We are supporting multiple users with playfab in UE4 using C++. For that we store the UPlayFabAuthenticationContext we get from login per user and use it later in all the requests to differentiate between users. It works fine in editor but in a monolithic packaged game we get crashes.
I digged into this and the problem is that the playfab plugin passes UPlayFabAuthenticationContext around as a TSharedPtr. The problematic code is in PlayFab.h:
template<typename T> TSharedPtr<T> MakeSharedUObject() { return TSharedPtr<T>(NewObject<T>((UObject*)GetTransientPackage(), NAME_None, RF_Standalone), [](T* Instance) { // Recommended way of destroying UObjects according to https://udn.unrealengine.com/questions/402414/view.html Instance->ClearFlags(RF_Standalone); }); }
The code tries to keep the created object alive by supplying the RF_Standalone object flag and let it be garbage collected by removing the flag in a custom deleted. This will not work outside of the editor AFAIK.

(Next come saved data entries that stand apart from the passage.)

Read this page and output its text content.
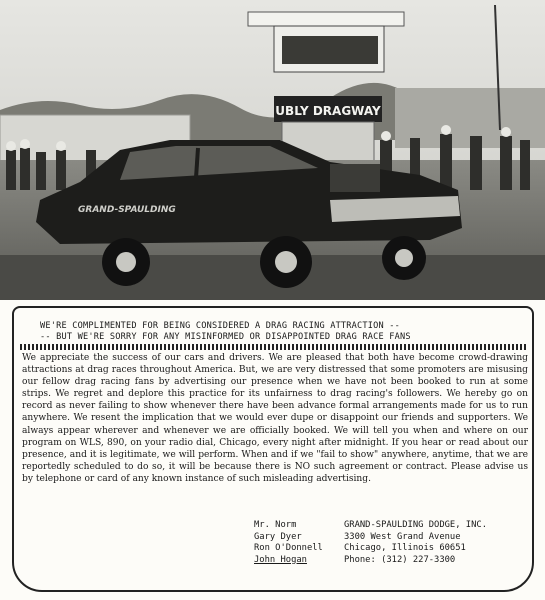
UBLY DRAGWAY
GRAND-SPAULDING
WE'RE COMPLIMENTED FOR BEING CONSIDERED A DRAG RACING ATTRACTION --
-- BUT WE'RE SORRY FOR ANY MISINFORMED OR DISAPPOINTED DRAG RACE FANS
We appreciate the success of our cars and drivers. We are pleased that both have become crowd-drawing attractions at drag races throughout America. But, we are very distressed that some promoters are misusing our fellow drag racing fans by advertising our presence when we have not been booked to run at some strips. We regret and deplore this practice for its unfairness to drag racing's followers. We hereby go on record as never failing to show whenever there have been advance formal arrangements made for us to run anywhere. We resent the implication that we would ever dupe or disappoint our friends and supporters. We always appear wherever and whenever we are officially booked. We will tell you when and where on our program on WLS, 890, on your radio dial, Chicago, every night after midnight. If you hear or read about our presence, and it is legitimate, we will perform. When and if we "fail to show" anywhere, anytime, that we are reportedly scheduled to do so, it will be because there is NO such agreement or contract. Please advise us by telephone or card of any known instance of such misleading advertising.
Mr. Norm	GRAND-SPAULDING DODGE, INC.
Gary Dyer	3300 West Grand Avenue
Ron O'Donnell	Chicago, Illinois 60651
John Hogan	Phone: (312) 227-3300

We work around the problem by storing the UPlayFabAuthenticationContext reference as a TStrongObjectPtr internally once we get it from playfab. This will keep it alive. It looks like this is what the playfab code is actually trying to archive.
Currently internally in playfab code the TSharedptr<UPlayFabAuthenticationContext> is created right before passing it to a delegate for the game to consume. If the TSharedPtr is used directly in that delegate there is no problem. But if the game (or possibly in the playfab plugin?) holds a reference with this TSharedPtr by capturing it in a lambda or something similar this will cause very hard to find crashes. And the natural thing you would expect from a shared pointer would be to be usable for holding a reference to an object (otherwise you could just pass in a raw pointer to the delegate).
As said we can work around this but I think you will want to fix this. If not please put least some warning in the code/documentation.